Microstructural model of intergranular fracture during tensile tests

Abstract

A microstructural model of intergranular fracture in textured materials is presented. In this model, the material is represented by a two-dimensional microstructure with non-regular polygonal grains which represents material's texture and grain shape measured in experiments or calculated from Monte Carlo simulations. The grain boundary character, grain boundary energy, and fracture stress are assigned to each grain boundary according the grain boundary character distribution. Intergranular fracture susceptibility is analyzed by defining the probability of finding a continuous path along the grain boundaries which are intrinsically susceptible to fracture. In this analysis the orientations of the grain boundary with respect to the applied or residual tensile stress axis is considered. The probability of intergranular fracture for each grain boundary depends on the intergranular fracture resistance, the interface orientation relative to the stress axis, and a value of the tensile stress acting on the grain boundary.
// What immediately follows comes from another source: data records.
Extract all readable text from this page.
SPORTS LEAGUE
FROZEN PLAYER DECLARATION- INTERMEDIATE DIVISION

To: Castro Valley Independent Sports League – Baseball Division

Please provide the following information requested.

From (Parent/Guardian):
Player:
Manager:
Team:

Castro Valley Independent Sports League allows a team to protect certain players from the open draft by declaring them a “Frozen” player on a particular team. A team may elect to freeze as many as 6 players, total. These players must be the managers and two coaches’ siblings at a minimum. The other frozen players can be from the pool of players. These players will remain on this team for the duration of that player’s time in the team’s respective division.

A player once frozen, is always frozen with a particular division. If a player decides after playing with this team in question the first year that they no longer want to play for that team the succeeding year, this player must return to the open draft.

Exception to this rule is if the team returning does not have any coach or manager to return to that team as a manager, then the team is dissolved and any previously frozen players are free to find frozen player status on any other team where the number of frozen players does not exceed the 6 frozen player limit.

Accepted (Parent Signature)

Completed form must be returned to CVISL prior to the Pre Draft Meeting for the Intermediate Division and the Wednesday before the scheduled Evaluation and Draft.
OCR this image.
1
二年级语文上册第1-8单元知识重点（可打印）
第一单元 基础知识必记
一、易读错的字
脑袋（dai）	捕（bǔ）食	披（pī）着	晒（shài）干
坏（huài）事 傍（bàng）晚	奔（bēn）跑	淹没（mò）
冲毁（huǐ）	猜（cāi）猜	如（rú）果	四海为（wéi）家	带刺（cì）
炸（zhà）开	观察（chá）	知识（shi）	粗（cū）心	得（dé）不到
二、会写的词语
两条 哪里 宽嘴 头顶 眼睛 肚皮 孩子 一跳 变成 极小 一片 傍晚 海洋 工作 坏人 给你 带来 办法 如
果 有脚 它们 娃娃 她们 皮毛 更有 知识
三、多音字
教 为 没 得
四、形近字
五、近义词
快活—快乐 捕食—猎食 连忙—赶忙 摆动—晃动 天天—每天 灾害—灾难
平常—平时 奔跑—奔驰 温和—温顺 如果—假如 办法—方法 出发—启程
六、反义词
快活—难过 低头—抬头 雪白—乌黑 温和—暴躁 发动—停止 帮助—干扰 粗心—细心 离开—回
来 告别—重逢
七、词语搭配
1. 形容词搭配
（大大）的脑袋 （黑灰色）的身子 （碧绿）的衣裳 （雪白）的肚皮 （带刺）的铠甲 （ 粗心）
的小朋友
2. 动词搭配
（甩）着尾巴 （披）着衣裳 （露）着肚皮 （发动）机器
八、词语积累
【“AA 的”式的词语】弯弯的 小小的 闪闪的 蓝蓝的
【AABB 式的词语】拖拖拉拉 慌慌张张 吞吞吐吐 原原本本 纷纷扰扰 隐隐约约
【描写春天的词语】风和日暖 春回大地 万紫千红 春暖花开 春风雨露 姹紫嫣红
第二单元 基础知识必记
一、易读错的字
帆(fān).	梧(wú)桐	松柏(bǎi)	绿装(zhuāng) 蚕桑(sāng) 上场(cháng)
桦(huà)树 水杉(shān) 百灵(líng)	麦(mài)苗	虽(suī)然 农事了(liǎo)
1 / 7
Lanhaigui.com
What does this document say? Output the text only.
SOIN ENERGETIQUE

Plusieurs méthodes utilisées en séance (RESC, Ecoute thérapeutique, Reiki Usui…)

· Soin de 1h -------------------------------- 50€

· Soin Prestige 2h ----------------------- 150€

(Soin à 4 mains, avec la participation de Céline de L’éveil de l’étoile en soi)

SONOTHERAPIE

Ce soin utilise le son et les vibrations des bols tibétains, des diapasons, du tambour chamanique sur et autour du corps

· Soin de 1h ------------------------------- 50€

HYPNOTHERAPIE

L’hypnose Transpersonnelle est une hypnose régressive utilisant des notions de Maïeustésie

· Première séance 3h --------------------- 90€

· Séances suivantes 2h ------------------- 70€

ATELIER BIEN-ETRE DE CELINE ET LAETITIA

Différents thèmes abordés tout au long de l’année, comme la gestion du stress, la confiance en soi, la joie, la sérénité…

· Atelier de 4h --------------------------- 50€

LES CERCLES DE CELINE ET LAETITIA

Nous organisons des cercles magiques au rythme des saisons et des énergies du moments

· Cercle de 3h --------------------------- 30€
The crack arrest distance and the fracture toughness are calculated in terms of the frequency of low-energy grain boundaries, fracture stress of low-energy grain boundary, angle distribution of grain boundary interfaces, and anisotropy of grain shape. The results indicate that the fracture toughness increases and the crack arrest distance decreases dramatically with increasing the frequency of the low-energy grain boundaries. Lowering the grain boundary energy can improve the fracture toughness and decrease the crack arrest distance. The angle distribution of grain boundary interfaces and the grain shape factor are also very effective in controlling the fracture toughness. High fracture toughness of polycrystalline materials is related to the presence of a high frequency of low-energy boundaries which are resistant to fracture. The best fracture toughness for brittle materials can be achieved by controlling the frequencies of the low-energy grain boundaries, the grain boundary character, and the boundary inclination.